Following error received when updating an existing Content Library to associate the OVF Security Policy:

• vSphere UI is inserting the "1:" incorrectly on existing Content Libraries.
• The issue should not be seen when applying the security policy to new Content Libraries.

Workaround

1. Delete and recreate the Content Library applying the OVF Security Policy at the time of creation.
2. Use API calls to apply the Security Policy to the Content Library.

• Set your variables:

VCENTER="<vCenter_FQDN>"   #(i.e. vcenter.domain.local)
VCENTER_USER="<vCenter_Username>"   #(i.e. [email protected])
VCENTER_PW="<vCenter_Password>"

• Assign a login Session ID to a variable to use in the rest of the commands:

SESSION_ID=$(curl -k -s -X POST -u "${VCENTER_USER}:${VCENTER_PW}" "https://${VCENTER}/api/session" -H 'Accept: application/json' | tr -d '\"')

• List your Library Security Policy to get the ID:

curl -k -X GET -H "vmware-api-session-id: ${SESSION_ID}" https://${VCENTER}/api/content/security-policies -H 'Accept: application/json' | jq

• List your Content Library IDs:

curl -k -X GET -H "vmware-api-session-id: ${SESSION_ID}" https://${VCENTER}/api/content/library -H 'Accept: application/json' | jq

• Display the Content Libraries to confirm you are working with the correct one: (replace <LibraryID> with the ID from the previous step)

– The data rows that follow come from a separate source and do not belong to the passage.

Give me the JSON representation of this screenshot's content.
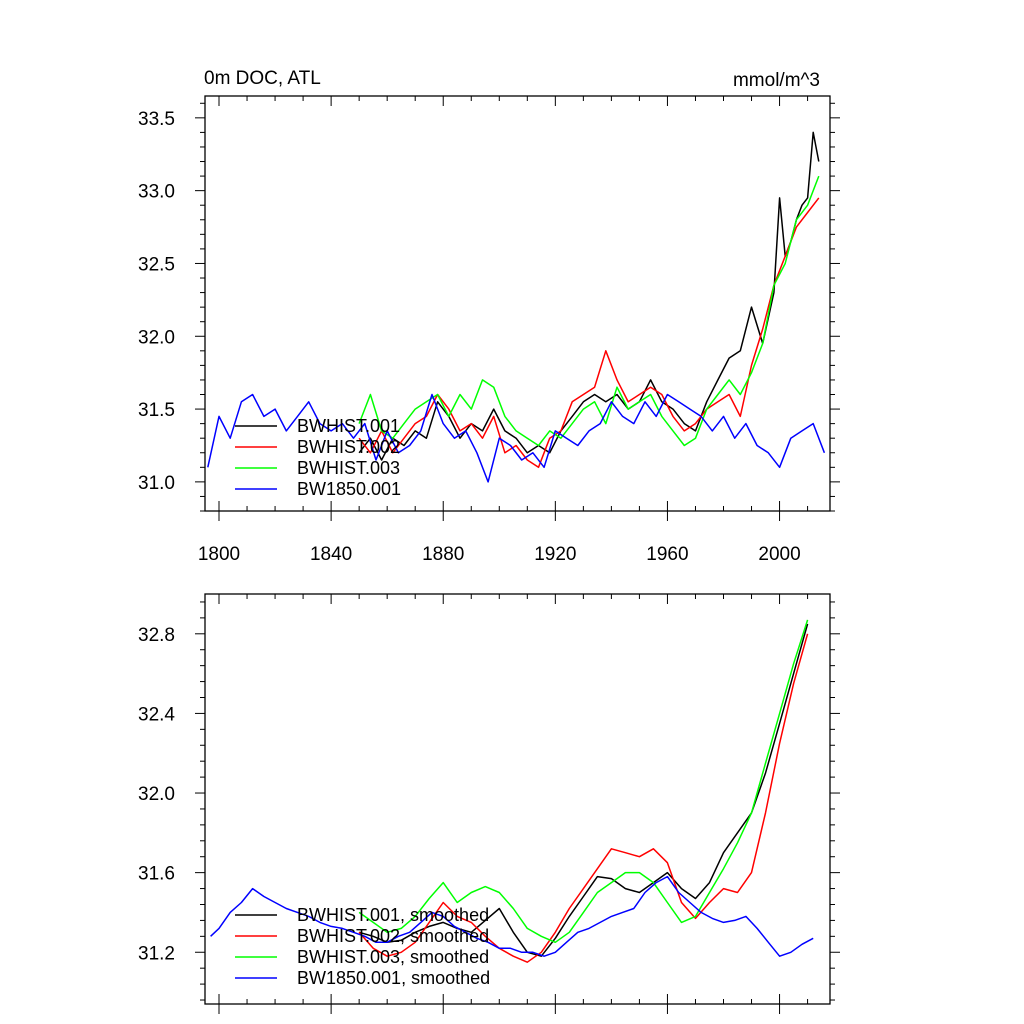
{
  "colors": {
    "BWHIST.001": "#000000",
    "BWHIST.002": "#ff0000",
    "BWHIST.003": "#00ff00",
    "BW1850.001": "#0000ff"
  },
  "chart_data": [
    {
      "type": "line",
      "title": "0m DOC, ATL",
      "units": "mmol/m^3",
      "xlim": [
        1795,
        2018
      ],
      "ylim": [
        30.8,
        33.65
      ],
      "x_ticks": [
        1800,
        1840,
        1880,
        1920,
        1960,
        2000
      ],
      "x_tick_labels": [
        "1800",
        "1840",
        "1880",
        "1920",
        "1960",
        "2000"
      ],
      "y_ticks": [
        31.0,
        31.5,
        32.0,
        32.5,
        33.0,
        33.5
      ],
      "y_tick_labels": [
        "31.0",
        "31.5",
        "32.0",
        "32.5",
        "33.0",
        "33.5"
      ],
      "legend_position": "bottom-left",
      "series": [
        {
          "name": "BWHIST.001",
          "color": "#000000",
          "x": [
            1850,
            1854,
            1858,
            1862,
            1866,
            1870,
            1874,
            1878,
            1882,
            1886,
            1890,
            1894,
            1898,
            1902,
            1906,
            1910,
            1914,
            1918,
            1922,
            1926,
            1930,
            1934,
            1938,
            1942,
            1946,
            1950,
            1954,
            1958,
            1962,
            1966,
            1970,
            1974,
            1978,
            1982,
            1986,
            1990,
            1994,
            1998,
            2000,
            2002,
            2004,
            2006,
            2008,
            2010,
            2012,
            2014
          ],
          "y": [
            31.2,
            31.3,
            31.15,
            31.3,
            31.25,
            31.35,
            31.3,
            31.55,
            31.45,
            31.3,
            31.4,
            31.35,
            31.5,
            31.35,
            31.3,
            31.2,
            31.25,
            31.2,
            31.35,
            31.45,
            31.55,
            31.6,
            31.55,
            31.6,
            31.5,
            31.55,
            31.7,
            31.55,
            31.5,
            31.4,
            31.35,
            31.55,
            31.7,
            31.85,
            31.9,
            32.2,
            31.95,
            32.3,
            32.95,
            32.55,
            32.65,
            32.8,
            32.9,
            32.95,
            33.4,
            33.2
          ]
        },
        {
          "name": "BWHIST.002",
          "color": "#ff0000",
          "x": [
            1850,
            1854,
            1858,
            1862,
            1866,
            1870,
            1874,
            1878,
            1882,
            1886,
            1890,
            1894,
            1898,
            1902,
            1906,
            1910,
            1914,
            1918,
            1922,
            1926,
            1930,
            1934,
            1938,
            1942,
            1946,
            1950,
            1954,
            1958,
            1962,
            1966,
            1970,
            1974,
            1978,
            1982,
            1986,
            1990,
            1994,
            1998,
            2002,
            2006,
            2010,
            2014
          ],
          "y": [
            31.3,
            31.2,
            31.35,
            31.2,
            31.3,
            31.4,
            31.45,
            31.6,
            31.5,
            31.35,
            31.4,
            31.3,
            31.45,
            31.2,
            31.25,
            31.15,
            31.1,
            31.3,
            31.35,
            31.55,
            31.6,
            31.65,
            31.9,
            31.7,
            31.55,
            31.6,
            31.65,
            31.6,
            31.45,
            31.35,
            31.4,
            31.5,
            31.55,
            31.6,
            31.45,
            31.8,
            32.05,
            32.35,
            32.55,
            32.75,
            32.85,
            32.95
          ]
        },
        {
          "name": "BWHIST.003",
          "color": "#00ff00",
          "x": [
            1850,
            1854,
            1858,
            1862,
            1866,
            1870,
            1874,
            1878,
            1882,
            1886,
            1890,
            1894,
            1898,
            1902,
            1906,
            1910,
            1914,
            1918,
            1922,
            1926,
            1930,
            1934,
            1938,
            1942,
            1946,
            1950,
            1954,
            1958,
            1962,
            1966,
            1970,
            1974,
            1978,
            1982,
            1986,
            1990,
            1994,
            1998,
            2002,
            2006,
            2010,
            2014
          ],
          "y": [
            31.4,
            31.6,
            31.35,
            31.3,
            31.4,
            31.5,
            31.55,
            31.6,
            31.45,
            31.6,
            31.5,
            31.7,
            31.65,
            31.45,
            31.35,
            31.3,
            31.25,
            31.35,
            31.3,
            31.4,
            31.5,
            31.55,
            31.4,
            31.65,
            31.5,
            31.55,
            31.6,
            31.45,
            31.35,
            31.25,
            31.3,
            31.5,
            31.6,
            31.7,
            31.6,
            31.75,
            31.95,
            32.35,
            32.5,
            32.8,
            32.9,
            33.1
          ]
        },
        {
          "name": "BW1850.001",
          "color": "#0000ff",
          "x": [
            1796,
            1800,
            1804,
            1808,
            1812,
            1816,
            1820,
            1824,
            1828,
            1832,
            1836,
            1840,
            1844,
            1848,
            1852,
            1856,
            1860,
            1864,
            1868,
            1872,
            1876,
            1880,
            1884,
            1888,
            1892,
            1896,
            1900,
            1904,
            1908,
            1912,
            1916,
            1920,
            1924,
            1928,
            1932,
            1936,
            1940,
            1944,
            1948,
            1952,
            1956,
            1960,
            1964,
            1968,
            1972,
            1976,
            1980,
            1984,
            1988,
            1992,
            1996,
            2000,
            2004,
            2008,
            2012,
            2016
          ],
          "y": [
            31.1,
            31.45,
            31.3,
            31.55,
            31.6,
            31.45,
            31.5,
            31.35,
            31.45,
            31.55,
            31.4,
            31.35,
            31.4,
            31.3,
            31.4,
            31.15,
            31.35,
            31.2,
            31.25,
            31.35,
            31.6,
            31.4,
            31.3,
            31.35,
            31.2,
            31.0,
            31.3,
            31.25,
            31.15,
            31.2,
            31.1,
            31.35,
            31.3,
            31.25,
            31.35,
            31.4,
            31.55,
            31.45,
            31.4,
            31.55,
            31.45,
            31.6,
            31.55,
            31.5,
            31.45,
            31.35,
            31.45,
            31.3,
            31.4,
            31.25,
            31.2,
            31.1,
            31.3,
            31.35,
            31.4,
            31.2
          ]
        }
      ]
    },
    {
      "type": "line",
      "xlim": [
        1795,
        2018
      ],
      "ylim": [
        30.94,
        33.0
      ],
      "x_ticks": [
        1800,
        1840,
        1880,
        1920,
        1960,
        2000
      ],
      "y_ticks": [
        31.2,
        31.6,
        32.0,
        32.4,
        32.8
      ],
      "y_tick_labels": [
        "31.2",
        "31.6",
        "32.0",
        "32.4",
        "32.8"
      ],
      "legend_position": "bottom-left",
      "series": [
        {
          "name": "BWHIST.001, smoothed",
          "color": "#000000",
          "x": [
            1850,
            1855,
            1860,
            1865,
            1870,
            1875,
            1880,
            1885,
            1890,
            1895,
            1900,
            1905,
            1910,
            1915,
            1920,
            1925,
            1930,
            1935,
            1940,
            1945,
            1950,
            1955,
            1960,
            1965,
            1970,
            1975,
            1980,
            1985,
            1990,
            1995,
            2000,
            2005,
            2010
          ],
          "y": [
            31.3,
            31.28,
            31.25,
            31.26,
            31.3,
            31.33,
            31.35,
            31.32,
            31.3,
            31.36,
            31.42,
            31.3,
            31.2,
            31.18,
            31.27,
            31.38,
            31.48,
            31.58,
            31.57,
            31.52,
            31.5,
            31.55,
            31.6,
            31.52,
            31.47,
            31.55,
            31.7,
            31.8,
            31.9,
            32.1,
            32.35,
            32.6,
            32.85
          ]
        },
        {
          "name": "BWHIST.002, smoothed",
          "color": "#ff0000",
          "x": [
            1850,
            1855,
            1860,
            1865,
            1870,
            1875,
            1880,
            1885,
            1890,
            1895,
            1900,
            1905,
            1910,
            1915,
            1920,
            1925,
            1930,
            1935,
            1940,
            1945,
            1950,
            1955,
            1960,
            1965,
            1970,
            1975,
            1980,
            1985,
            1990,
            1995,
            2000,
            2005,
            2010
          ],
          "y": [
            31.3,
            31.22,
            31.18,
            31.2,
            31.25,
            31.35,
            31.45,
            31.38,
            31.35,
            31.28,
            31.22,
            31.18,
            31.15,
            31.2,
            31.3,
            31.42,
            31.52,
            31.62,
            31.72,
            31.7,
            31.68,
            31.72,
            31.65,
            31.45,
            31.37,
            31.45,
            31.52,
            31.5,
            31.6,
            31.9,
            32.25,
            32.55,
            32.8
          ]
        },
        {
          "name": "BWHIST.003, smoothed",
          "color": "#00ff00",
          "x": [
            1850,
            1855,
            1860,
            1865,
            1870,
            1875,
            1880,
            1885,
            1890,
            1895,
            1900,
            1905,
            1910,
            1915,
            1920,
            1925,
            1930,
            1935,
            1940,
            1945,
            1950,
            1955,
            1960,
            1965,
            1970,
            1975,
            1980,
            1985,
            1990,
            1995,
            2000,
            2005,
            2010
          ],
          "y": [
            31.4,
            31.35,
            31.3,
            31.32,
            31.38,
            31.47,
            31.55,
            31.45,
            31.5,
            31.53,
            31.5,
            31.42,
            31.32,
            31.28,
            31.25,
            31.3,
            31.4,
            31.5,
            31.55,
            31.6,
            31.6,
            31.55,
            31.45,
            31.35,
            31.38,
            31.5,
            31.62,
            31.75,
            31.9,
            32.15,
            32.4,
            32.65,
            32.87
          ]
        },
        {
          "name": "BW1850.001, smoothed",
          "color": "#0000ff",
          "x": [
            1797,
            1800,
            1804,
            1808,
            1812,
            1816,
            1820,
            1824,
            1828,
            1832,
            1836,
            1840,
            1844,
            1848,
            1852,
            1856,
            1860,
            1864,
            1868,
            1872,
            1876,
            1880,
            1884,
            1888,
            1892,
            1896,
            1900,
            1904,
            1908,
            1912,
            1916,
            1920,
            1924,
            1928,
            1932,
            1936,
            1940,
            1944,
            1948,
            1952,
            1956,
            1960,
            1964,
            1968,
            1972,
            1976,
            1980,
            1984,
            1988,
            1992,
            1996,
            2000,
            2004,
            2008,
            2012
          ],
          "y": [
            31.28,
            31.32,
            31.4,
            31.45,
            31.52,
            31.48,
            31.45,
            31.42,
            31.4,
            31.38,
            31.35,
            31.33,
            31.32,
            31.3,
            31.28,
            31.25,
            31.25,
            31.28,
            31.3,
            31.35,
            31.4,
            31.38,
            31.33,
            31.3,
            31.27,
            31.25,
            31.22,
            31.22,
            31.2,
            31.2,
            31.18,
            31.2,
            31.25,
            31.3,
            31.32,
            31.35,
            31.38,
            31.4,
            31.42,
            31.5,
            31.55,
            31.58,
            31.5,
            31.45,
            31.4,
            31.37,
            31.35,
            31.36,
            31.38,
            31.32,
            31.25,
            31.18,
            31.2,
            31.24,
            31.27
          ]
        }
      ]
    }
  ]
}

curl -k -X GET -H "vmware-api-session-id: ${SESSION_ID}" https://${VCENTER}/api/content/library/<LibraryID> -H 'Accept: application/json' | jq

• Update the Content Library with the Security Policy ID:

curl -k -X PATCH -H "Content-Type: application/json" -H "vmware-api-session-id: ${SESSION_ID}" https://${VCENTER}/api/content/library/<LibraryID> \
-d '{"security_policy_id": "<SecurityPolicyID>"}'

• You can verify the change by displaying the content library again with the above command, or through a refresh of the UI.